Strictly speaking you are right but for the level of this problem (i suspect high school or college level) we can safely consider as negligible the EM field produced by the moving electron (or just neglect the E-field in the quasi static approximation).
Does it have analytical solution if we don't neglect the EM field produced by the electron? I don't think so.

 

[Isaac0427]

For a conducting plate in electrostatic equilibrium such as the metal one in your problem, the electric field indeed is $\sigma /\epsilon_0$. To derive this, one crucial thing has to be considered-- the electric field inside of a conductor in electrostatic equilibrium is zero (hopefully you know the qualitative argument as to why this is!) Set up a Gaussian cylinder with surface area of the faces each being A, and have one end of the cylinder be inside the conductor and the other outside (this is the same Gaussian surface used in the non-conducting plate derivation). Using the crucial fact mentioned above, do you see where you lose that factor of 2 in the denominator of $\sigma /2\epsilon_0$?

 

[haruspex]

Strictly speaking you are right but for the level of this problem (i suspect high school or college level) we can safely consider as negligible the EM field produced by the moving electron (or just neglect the E-field in the quasi static approximation).
Does it have analytical solution if we don't neglect the EM field produced by the electron? I don't think so.

Yes, I'm sure it's fine as long as the initial distance from the plate is large compared with the average spacing of electrons on the plate.

 

[Delta2]

Yes, I'm sure it's fine as long as the initial distance from the plate is large compared with the average spacing of electrons on the plate.

i am not so sure i understand you here, can you expand?

 

[haruspex]

i am not so sure i understand you here, can you expand?

Under that condition, for most of the journey of the electron towards the plate there will be very little redistribution.

 

[Delta2]

Under that condition, for most of the journey of the electron towards the plate there will be very little redistribution.

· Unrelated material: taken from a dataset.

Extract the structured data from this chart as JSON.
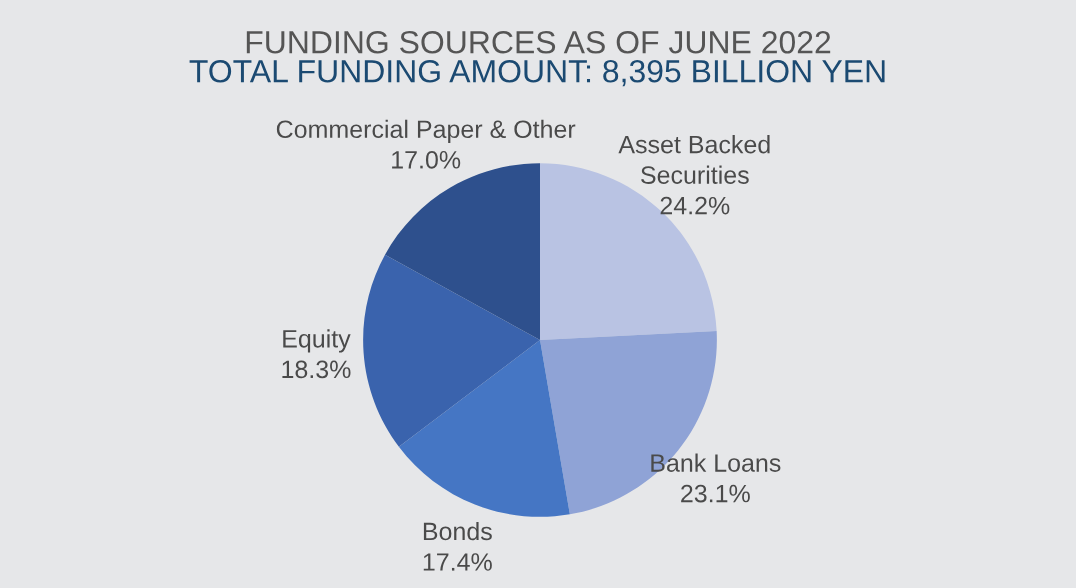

Yes, but since the stopping point of the electron is just above the plate, there will be some fraction of the journey (when the electron gets very close to the plate) where the redistribution is not negligible, but yes this is a tiny fraction of the total journey of electron.

 

[haruspex]

Yes, but since the stopping point of the electron is just above the plate, there will be some fraction of the journey (when the electron gets very close to the plate) where the redistribution is not negligible, but yes this is a tiny fraction of the total journey of electron.

Right, but what matters is how that compares with the initial spacing of the electrons. E.g. start with just five electrons in a square sheet. They will be one at each corner and one central. When the fired electron reaches the sheet, the fired electron will have deviated one way and the central electron another.

 

[Delta2]

Right, but what matters is how that compares with the initial spacing of the electrons. E.g. start with just five electrons in a square sheet. They will be one at each corner and one central. When the fired electron reaches the sheet, the fired electron will have deviated one way and the central electron another.

Yes , the way i understand it is that when the distance of the electron is big, in comparison with the inter-electron spacing in the plate, then the force from the electron will be small in comparison with the interelectron forces in the plate, hence it won't affect much the positioning of electrons in the plate.